A couple of local guys moonlighting as Vic Falls tour guides took us out along the top of the falls, walking first on a handswidth-wide submerged concrete wall where you had to grip tightly with your toes to resist the remarkably strong Zambezi current that wanted to sweep you over the edge, then down to the very edge of the falls.
Then we went river rafting past class 4 rapids with names like Devil’s Toilet Bowl, Oblivion, and Gnashing Jaws of Death. It was fantastic, but not when I almost died. No, I almost died at the malicious hands of something far more evil. Tiny little evil hands.
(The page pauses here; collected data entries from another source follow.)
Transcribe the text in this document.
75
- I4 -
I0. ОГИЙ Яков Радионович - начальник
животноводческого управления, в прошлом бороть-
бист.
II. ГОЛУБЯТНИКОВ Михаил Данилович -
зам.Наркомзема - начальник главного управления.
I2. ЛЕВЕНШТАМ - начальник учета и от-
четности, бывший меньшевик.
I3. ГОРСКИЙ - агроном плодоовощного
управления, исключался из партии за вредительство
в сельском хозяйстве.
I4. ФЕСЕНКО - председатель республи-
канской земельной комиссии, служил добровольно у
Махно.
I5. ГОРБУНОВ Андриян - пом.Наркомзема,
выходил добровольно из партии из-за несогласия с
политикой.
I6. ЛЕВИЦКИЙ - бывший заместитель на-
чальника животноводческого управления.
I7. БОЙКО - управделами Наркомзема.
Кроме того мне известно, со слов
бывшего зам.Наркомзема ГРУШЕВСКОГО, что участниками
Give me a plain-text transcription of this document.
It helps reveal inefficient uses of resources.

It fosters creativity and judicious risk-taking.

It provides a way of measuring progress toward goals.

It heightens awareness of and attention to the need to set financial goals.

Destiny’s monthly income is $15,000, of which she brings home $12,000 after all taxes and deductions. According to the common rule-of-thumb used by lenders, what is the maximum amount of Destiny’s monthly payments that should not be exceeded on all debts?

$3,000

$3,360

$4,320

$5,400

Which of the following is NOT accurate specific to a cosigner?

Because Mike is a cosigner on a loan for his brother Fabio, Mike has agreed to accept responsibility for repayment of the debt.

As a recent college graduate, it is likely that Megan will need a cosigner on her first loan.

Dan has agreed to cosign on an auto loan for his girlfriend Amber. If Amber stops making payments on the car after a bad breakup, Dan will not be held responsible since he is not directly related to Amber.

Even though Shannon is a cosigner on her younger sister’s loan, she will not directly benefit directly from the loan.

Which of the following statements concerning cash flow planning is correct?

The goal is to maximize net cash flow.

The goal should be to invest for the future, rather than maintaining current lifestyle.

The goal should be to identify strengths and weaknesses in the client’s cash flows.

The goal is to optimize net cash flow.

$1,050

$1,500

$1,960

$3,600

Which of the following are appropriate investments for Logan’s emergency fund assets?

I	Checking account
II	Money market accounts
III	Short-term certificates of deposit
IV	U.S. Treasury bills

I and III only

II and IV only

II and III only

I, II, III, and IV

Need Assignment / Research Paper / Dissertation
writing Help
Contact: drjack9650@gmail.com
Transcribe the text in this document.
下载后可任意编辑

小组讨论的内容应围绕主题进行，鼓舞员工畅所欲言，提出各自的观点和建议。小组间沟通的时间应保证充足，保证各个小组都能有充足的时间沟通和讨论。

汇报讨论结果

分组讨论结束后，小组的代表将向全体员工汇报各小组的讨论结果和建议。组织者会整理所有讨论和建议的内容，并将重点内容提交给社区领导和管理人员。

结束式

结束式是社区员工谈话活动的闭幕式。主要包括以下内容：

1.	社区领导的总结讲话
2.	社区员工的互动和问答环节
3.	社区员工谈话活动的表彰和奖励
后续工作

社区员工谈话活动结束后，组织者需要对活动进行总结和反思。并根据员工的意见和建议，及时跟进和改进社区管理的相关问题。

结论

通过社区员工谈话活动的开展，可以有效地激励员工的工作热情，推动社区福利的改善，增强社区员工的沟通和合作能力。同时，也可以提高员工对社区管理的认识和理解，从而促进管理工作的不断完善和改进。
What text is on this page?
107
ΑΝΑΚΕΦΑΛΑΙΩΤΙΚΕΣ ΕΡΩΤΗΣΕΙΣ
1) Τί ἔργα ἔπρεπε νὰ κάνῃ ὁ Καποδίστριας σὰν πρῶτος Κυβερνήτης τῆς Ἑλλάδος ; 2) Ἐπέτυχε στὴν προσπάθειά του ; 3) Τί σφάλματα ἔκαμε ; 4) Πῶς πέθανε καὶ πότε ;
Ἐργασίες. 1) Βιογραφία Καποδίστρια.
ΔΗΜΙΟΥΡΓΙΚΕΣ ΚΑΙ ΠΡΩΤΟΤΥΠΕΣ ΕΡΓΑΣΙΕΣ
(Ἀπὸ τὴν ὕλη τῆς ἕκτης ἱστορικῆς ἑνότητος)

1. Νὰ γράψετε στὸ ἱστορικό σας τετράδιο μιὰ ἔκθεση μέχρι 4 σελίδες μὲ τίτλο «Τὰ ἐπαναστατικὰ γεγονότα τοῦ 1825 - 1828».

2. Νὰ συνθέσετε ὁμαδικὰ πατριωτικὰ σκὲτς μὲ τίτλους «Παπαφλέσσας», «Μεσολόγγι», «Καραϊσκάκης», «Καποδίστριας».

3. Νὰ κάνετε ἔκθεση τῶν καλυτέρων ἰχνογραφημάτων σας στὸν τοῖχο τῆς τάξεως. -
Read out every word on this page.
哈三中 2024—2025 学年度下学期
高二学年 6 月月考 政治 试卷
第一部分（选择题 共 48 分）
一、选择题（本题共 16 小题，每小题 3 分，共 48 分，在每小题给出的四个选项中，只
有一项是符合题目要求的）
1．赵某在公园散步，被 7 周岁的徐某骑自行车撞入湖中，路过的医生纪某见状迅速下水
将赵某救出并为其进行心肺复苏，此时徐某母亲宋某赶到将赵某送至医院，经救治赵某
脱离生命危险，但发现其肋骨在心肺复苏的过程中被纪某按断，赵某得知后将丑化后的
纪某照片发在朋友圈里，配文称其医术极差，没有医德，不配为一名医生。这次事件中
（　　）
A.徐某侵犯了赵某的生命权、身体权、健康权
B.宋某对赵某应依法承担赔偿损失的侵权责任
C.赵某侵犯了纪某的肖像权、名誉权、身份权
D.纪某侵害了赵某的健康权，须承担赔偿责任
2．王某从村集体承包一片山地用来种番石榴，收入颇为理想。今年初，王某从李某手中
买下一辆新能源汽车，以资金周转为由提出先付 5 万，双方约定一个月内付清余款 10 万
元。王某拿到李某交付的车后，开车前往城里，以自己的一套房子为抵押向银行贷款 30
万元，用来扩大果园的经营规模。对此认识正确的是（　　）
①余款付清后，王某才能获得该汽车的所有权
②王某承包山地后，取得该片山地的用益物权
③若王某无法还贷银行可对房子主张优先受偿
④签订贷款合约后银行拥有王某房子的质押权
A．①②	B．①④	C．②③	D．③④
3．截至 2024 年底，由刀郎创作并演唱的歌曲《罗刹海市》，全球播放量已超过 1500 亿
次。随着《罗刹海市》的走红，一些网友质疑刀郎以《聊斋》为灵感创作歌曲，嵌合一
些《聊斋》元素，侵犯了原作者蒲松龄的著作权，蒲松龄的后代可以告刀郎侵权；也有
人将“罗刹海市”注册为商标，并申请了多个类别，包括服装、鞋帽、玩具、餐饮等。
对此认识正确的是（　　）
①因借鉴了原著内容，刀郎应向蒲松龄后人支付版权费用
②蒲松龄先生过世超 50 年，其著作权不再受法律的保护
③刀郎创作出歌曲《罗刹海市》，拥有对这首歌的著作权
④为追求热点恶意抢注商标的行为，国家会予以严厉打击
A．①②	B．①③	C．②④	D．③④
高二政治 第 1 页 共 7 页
This, my friends, is a vervet.
Cute, right? WRONG! This is a deceitful, cold-hearted little servant of Beelzebub who is just waiting for you to let down your guard. Here is another picture.
Did you let down your guard? You let down your guard, didn’t you? Yup. Sorry. You’re dead.
Was it the hand that got you? The cute little, furry hand, that holds the piece of bread the tourist in front of you just gave the little guy? Pretty cute, right?
Then I bent down to take his little itsy-bitsy-picture-wicture…
and the vile little son of a bitch was after me.
But I had no bread. Oh but he wasn’t after bread, no no no, he was after something fresher, bloodier, living-er.
What had been a cute and somewhat irascible presence in our campground on the first day was transformed into a half dozen remarkably fast-moving furry forms of flesh-seeking malice. Especially the little one, he was the worst.
Okay, not that small.
There, like that. Inside that pooched little mouth are way too many needle sharp teeth, and those cute little hands were suddenly far too eager to rend my skin like jello in the sun, man.
Actually, here is the actual picture I took, the only one I managed before the hunt was on.
That long tail is used for balance while flying through the air prior to biting off innocent Americans’ faces.
Seriously! The little one was pissed that I had no food, and got aggressive. Then the adults, including the (suddenly much larger looking) alpha male picked up the mood and things got freaky, fast.
Now, I must insist on a little credit here. I was with two women, and I let both of them go first while I stayed firmly placed between them and harms way. And by “firmly” I mean “gradually backing away while visions of a cross between Outbreak and the Texas Chainsaw Massacre play in my head and I wonder why I didn’t sign up for health insurance before coming.”
We made it into the parking lot, an arbitrary boundary that they luckily seemed to respect. Our hearts were racing, skin chilled, limbs rubbery with adrenaline. At the far end of the lot a taxi was just pulling away and the driver shouted out his window “be nice to the monkeys!”